Dejar de fumar

-Su cadáver era más pequeño de lo que yo me imaginaba. Era un bultito envuelto en una tela verde reglamentaria de hospital. Y no sé si será cierto o estaba acostado de lado; a lo mejor es nada más una suma de los recuerdos que tengo de él, que muchas veces lo vi acostado en esa posición, con una mano entre las piernas. Aunque siempre me dijo que no dormía, que dormitaba pero desde hacía muchos años había perdido la facultad de dormir. Ahora, si es que estaba de lado, no dormía sino que estaba muerto. Ya no era mi papá, era un cadáver que no respondía a la estatura que yo habría querido que tuviera. Y otra cosa: estaba echado sobre una parihuela o sobre una camilla en el suelo, o sobre algo muy bajo en todo caso, porque la imagen era, aunque estábamos dentro de una funeraria, la de un muerto abandonado en un rincón. Como esperando turno para que lo tomaran en cuenta. Y aunque quiero sacarle más provecho a la memoria, lo único que veo son mis pasos caminando afuera de la funeraria en la calle de San Fernando, en Tlalpan, rumbo a mi coche. No puedo reconstruir la fecha ni mi atuendo ni la hora del día ni cuál sería mi coche, de qué color siquiera-. Hace una pausa como si tratara de abrir la lente para tener una visión más amplia o mejor afocada, más nítida; pero al contrario, parece que el cuadro se llenara de otras imágenes que se sobreponen arbitrarias y desordenadas y acaban por hacer un cochinero del que sólo puede rescatar la primera, la del bultito.

-No es que hubiera tomado la decisión de dejar de fumar– recuerda que ha dicho varias veces al referirse a esta situación y evocar este momento- lo que pasó fue que el siguiente cigarrillo no lo encendí, lo pospuse, y así me seguí, como alcohólico anónimo, dejándolo para después. Me imaginaba que acabando de comer no podría esquivarlo; luego pensaba que por la tarde se me impondría con esa autoridad que es difícil discutir; por la noche sería inevitable –sigue tratando de recorrer el hilo que lo llevó durante por lo menos dos semanas por un camino en el que los cigarrillos se quedaban esperando turno, pero tampoco tiene asideros de la memoria que le permitan describirlo; es más bien un recuerdo que ya tuvo antes varias veces, hace mucho tiempo, y lo sintetizó, porque ya se borraron todos sus elementos, en esta explicación, o algo semejante. Lo siguiente es una tarde de toros. Plaza México, llena. Sol. Ruido. Color, mucho color.

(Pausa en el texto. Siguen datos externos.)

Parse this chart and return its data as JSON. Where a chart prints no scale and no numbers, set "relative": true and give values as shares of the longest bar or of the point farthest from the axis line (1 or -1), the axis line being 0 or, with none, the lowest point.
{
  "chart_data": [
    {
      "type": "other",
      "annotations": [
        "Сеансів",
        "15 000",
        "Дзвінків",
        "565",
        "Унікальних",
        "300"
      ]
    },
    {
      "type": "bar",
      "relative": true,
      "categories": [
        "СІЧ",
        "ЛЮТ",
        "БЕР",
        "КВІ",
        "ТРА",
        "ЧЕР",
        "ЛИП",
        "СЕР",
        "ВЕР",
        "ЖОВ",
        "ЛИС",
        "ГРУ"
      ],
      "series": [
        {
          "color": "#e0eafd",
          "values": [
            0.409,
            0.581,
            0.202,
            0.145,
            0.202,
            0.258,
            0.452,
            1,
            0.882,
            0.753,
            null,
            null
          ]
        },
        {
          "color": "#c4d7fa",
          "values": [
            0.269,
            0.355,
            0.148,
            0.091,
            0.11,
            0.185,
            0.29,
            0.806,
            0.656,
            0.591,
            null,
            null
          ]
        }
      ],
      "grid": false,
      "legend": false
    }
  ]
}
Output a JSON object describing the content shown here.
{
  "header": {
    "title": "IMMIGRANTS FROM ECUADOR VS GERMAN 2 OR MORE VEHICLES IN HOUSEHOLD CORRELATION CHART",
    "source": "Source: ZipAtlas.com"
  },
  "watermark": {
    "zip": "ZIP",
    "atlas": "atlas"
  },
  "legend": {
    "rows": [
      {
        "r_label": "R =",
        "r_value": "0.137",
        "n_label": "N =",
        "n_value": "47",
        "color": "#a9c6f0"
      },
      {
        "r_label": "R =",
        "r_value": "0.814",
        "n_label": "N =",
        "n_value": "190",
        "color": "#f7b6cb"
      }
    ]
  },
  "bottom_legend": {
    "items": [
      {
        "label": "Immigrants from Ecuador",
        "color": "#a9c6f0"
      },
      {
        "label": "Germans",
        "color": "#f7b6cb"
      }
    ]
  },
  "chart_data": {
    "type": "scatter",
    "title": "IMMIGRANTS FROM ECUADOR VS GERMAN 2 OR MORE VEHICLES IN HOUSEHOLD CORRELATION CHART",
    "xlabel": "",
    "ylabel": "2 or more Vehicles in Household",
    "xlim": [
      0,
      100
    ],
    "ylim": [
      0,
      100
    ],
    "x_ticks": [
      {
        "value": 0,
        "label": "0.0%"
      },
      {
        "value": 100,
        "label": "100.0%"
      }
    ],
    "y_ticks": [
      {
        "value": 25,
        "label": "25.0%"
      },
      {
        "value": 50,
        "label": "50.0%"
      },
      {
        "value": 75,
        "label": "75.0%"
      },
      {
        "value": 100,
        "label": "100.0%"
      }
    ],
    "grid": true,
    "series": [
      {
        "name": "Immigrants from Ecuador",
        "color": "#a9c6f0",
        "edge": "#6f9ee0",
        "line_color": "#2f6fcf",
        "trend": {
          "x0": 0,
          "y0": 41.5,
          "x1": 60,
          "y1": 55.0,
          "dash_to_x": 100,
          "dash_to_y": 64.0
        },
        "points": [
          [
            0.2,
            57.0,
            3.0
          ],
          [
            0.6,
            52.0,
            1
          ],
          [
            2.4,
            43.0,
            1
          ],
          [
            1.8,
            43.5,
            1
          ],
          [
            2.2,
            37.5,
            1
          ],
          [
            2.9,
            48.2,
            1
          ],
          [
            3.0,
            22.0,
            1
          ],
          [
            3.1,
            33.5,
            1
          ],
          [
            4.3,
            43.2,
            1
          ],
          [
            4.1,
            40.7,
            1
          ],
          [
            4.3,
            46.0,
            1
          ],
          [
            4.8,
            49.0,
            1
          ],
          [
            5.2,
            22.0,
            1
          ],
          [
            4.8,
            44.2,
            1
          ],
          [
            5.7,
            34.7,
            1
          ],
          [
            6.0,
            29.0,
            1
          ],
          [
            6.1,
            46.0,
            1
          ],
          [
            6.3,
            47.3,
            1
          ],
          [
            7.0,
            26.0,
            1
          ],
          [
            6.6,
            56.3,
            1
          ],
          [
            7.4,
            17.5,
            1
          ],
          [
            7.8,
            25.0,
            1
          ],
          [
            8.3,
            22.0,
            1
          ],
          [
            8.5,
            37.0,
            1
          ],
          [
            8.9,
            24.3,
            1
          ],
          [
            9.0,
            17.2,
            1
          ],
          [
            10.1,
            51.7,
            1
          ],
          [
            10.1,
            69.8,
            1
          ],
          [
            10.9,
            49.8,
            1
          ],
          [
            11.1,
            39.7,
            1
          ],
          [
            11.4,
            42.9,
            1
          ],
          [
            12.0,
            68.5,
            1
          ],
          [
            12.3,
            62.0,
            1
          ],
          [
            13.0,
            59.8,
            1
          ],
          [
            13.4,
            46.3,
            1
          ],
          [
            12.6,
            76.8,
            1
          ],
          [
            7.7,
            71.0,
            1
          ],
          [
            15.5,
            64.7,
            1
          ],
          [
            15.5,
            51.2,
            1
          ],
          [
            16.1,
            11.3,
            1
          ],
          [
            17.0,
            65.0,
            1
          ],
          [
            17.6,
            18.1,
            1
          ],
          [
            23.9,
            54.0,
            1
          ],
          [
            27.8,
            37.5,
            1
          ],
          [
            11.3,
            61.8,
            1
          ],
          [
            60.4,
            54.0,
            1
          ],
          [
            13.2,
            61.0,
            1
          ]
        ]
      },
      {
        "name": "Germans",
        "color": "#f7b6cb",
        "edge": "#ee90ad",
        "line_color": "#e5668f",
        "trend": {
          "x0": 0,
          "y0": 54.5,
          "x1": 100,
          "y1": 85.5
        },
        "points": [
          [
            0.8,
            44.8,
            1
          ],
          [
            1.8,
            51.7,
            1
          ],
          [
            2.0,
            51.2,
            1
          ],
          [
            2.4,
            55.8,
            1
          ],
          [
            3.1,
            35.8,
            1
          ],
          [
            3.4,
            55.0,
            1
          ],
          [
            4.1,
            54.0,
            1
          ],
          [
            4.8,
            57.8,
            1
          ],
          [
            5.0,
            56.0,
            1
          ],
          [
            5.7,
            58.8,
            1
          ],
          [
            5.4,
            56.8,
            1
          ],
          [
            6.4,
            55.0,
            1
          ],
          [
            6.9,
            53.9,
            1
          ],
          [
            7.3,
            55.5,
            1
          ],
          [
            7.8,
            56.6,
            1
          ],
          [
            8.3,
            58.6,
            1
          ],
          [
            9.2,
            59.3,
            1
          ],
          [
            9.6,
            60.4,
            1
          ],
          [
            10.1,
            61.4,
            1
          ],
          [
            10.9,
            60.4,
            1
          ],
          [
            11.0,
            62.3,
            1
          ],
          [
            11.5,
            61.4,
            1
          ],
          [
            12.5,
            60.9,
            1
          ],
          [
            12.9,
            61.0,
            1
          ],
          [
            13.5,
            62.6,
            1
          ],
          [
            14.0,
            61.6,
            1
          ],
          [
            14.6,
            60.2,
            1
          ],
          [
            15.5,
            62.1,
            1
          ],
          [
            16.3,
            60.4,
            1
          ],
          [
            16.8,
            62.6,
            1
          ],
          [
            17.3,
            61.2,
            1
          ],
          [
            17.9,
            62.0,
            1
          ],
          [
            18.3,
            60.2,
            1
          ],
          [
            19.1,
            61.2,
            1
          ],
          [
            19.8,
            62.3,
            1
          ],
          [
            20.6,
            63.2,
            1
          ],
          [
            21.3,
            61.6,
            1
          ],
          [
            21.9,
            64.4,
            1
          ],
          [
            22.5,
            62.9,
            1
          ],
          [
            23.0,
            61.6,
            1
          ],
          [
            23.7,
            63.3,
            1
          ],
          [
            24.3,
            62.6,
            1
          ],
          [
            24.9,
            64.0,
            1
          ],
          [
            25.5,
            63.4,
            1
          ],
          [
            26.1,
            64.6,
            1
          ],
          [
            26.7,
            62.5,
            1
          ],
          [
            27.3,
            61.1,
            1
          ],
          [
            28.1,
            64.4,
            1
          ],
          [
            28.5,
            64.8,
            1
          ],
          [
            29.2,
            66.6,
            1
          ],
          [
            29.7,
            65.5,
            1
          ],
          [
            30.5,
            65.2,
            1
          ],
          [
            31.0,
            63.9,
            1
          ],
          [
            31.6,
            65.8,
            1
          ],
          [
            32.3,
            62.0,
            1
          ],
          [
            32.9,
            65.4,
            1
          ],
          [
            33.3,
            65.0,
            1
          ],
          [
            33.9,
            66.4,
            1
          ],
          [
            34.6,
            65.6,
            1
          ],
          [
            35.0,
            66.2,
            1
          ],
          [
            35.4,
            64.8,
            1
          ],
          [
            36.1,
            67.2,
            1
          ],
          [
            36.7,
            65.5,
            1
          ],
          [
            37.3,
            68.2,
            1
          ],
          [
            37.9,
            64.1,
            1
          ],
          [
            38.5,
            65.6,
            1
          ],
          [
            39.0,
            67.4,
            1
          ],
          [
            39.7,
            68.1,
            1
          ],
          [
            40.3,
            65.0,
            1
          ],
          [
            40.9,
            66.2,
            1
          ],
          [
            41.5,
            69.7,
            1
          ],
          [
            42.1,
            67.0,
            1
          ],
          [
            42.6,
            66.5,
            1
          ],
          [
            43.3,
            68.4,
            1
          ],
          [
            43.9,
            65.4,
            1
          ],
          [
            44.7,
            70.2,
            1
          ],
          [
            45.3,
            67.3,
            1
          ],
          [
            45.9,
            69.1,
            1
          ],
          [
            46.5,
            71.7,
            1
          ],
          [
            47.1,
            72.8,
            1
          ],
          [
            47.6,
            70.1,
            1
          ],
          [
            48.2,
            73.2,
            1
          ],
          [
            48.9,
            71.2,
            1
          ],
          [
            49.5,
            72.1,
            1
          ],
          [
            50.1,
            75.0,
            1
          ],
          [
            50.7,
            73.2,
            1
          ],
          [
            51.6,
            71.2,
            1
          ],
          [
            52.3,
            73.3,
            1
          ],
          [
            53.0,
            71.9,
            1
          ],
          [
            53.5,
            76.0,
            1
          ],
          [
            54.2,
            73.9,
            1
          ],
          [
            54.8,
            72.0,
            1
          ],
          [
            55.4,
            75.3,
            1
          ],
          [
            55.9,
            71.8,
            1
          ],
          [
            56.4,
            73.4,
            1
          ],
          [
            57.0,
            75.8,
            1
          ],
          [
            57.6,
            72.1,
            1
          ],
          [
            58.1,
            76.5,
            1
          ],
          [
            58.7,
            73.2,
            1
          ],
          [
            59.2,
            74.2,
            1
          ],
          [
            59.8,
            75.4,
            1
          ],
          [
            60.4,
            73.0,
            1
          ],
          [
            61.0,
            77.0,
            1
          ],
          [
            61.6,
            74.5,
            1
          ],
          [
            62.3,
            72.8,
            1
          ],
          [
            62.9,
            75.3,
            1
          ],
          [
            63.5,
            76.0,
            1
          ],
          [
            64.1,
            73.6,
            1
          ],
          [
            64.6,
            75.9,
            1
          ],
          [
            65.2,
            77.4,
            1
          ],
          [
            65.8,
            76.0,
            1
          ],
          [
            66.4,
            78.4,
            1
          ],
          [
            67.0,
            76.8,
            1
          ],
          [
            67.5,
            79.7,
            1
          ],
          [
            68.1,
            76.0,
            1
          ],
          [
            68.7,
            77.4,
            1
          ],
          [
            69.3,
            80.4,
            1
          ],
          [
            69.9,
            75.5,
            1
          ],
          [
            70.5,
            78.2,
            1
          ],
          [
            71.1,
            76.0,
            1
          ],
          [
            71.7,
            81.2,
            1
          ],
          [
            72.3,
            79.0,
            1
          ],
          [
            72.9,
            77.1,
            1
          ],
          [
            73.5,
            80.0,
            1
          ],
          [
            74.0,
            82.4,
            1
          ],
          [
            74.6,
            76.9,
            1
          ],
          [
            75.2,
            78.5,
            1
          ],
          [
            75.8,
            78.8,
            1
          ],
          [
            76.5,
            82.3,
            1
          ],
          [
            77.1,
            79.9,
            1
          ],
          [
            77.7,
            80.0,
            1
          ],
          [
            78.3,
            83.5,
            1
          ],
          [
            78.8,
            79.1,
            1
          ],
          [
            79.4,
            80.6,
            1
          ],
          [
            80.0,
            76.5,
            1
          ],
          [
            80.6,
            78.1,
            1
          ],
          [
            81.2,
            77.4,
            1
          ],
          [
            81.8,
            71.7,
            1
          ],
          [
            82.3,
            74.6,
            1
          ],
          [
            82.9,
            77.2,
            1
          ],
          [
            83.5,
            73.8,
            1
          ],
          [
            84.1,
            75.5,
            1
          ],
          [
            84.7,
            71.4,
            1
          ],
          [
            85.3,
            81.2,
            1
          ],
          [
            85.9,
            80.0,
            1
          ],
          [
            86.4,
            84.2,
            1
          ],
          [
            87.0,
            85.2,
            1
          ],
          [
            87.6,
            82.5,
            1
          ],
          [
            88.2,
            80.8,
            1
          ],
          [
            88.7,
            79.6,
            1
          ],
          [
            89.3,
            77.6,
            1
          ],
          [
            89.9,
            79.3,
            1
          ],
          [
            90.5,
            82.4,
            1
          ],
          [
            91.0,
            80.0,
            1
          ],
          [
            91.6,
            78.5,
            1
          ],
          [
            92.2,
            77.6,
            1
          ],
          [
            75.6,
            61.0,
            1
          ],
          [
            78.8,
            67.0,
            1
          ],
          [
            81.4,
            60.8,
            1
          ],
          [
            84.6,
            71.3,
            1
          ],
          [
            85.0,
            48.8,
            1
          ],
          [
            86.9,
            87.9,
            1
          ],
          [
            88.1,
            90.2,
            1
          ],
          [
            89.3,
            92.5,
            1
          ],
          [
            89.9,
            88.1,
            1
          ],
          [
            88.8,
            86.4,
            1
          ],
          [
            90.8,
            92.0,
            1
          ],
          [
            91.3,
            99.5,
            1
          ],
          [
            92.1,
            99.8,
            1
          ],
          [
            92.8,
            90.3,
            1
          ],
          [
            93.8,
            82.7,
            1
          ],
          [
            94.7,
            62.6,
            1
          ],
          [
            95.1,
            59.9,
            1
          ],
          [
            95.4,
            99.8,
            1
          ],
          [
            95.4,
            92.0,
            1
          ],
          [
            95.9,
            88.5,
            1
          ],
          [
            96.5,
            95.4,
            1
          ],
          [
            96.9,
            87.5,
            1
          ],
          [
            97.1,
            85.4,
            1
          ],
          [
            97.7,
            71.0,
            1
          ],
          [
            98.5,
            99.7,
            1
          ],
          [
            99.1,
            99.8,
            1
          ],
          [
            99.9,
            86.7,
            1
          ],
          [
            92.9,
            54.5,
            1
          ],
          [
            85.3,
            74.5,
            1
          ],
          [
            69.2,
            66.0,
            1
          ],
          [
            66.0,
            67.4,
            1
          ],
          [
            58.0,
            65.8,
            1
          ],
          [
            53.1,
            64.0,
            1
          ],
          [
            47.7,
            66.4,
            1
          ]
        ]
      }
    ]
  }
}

-No sé si habrían pasado dos o tres semanas, pero conociéndome, eso me parece razonable: estaba a punto de flaquear. Llevábamos la bota llena de vino y el ánimo de euforia. Era una de esas tardes en que Arturo Beristain y yo estábamos dispuestos a vivir la fiesta hasta sus últimas consecuencias. Nos dejábamos mirar de pie en el primer tendido esperando que comenzara el paseíllo, oyendo las barbaridades que gritaba la gente, los saludos de lado a lado de la plaza de los habitués de las porras, los aplausos y las risas o las rechiflas que coreaban. Participábamos, por supuesto. Y entonces el vecino de asiento, al que le habíamos convidado con la bota de vino, me ofreció un puro. Yo creo que fumé puro los siguientes treinta años. Más o menos. Nunca más un cigarrillo, porque decían que de eso se había muerto mi papá.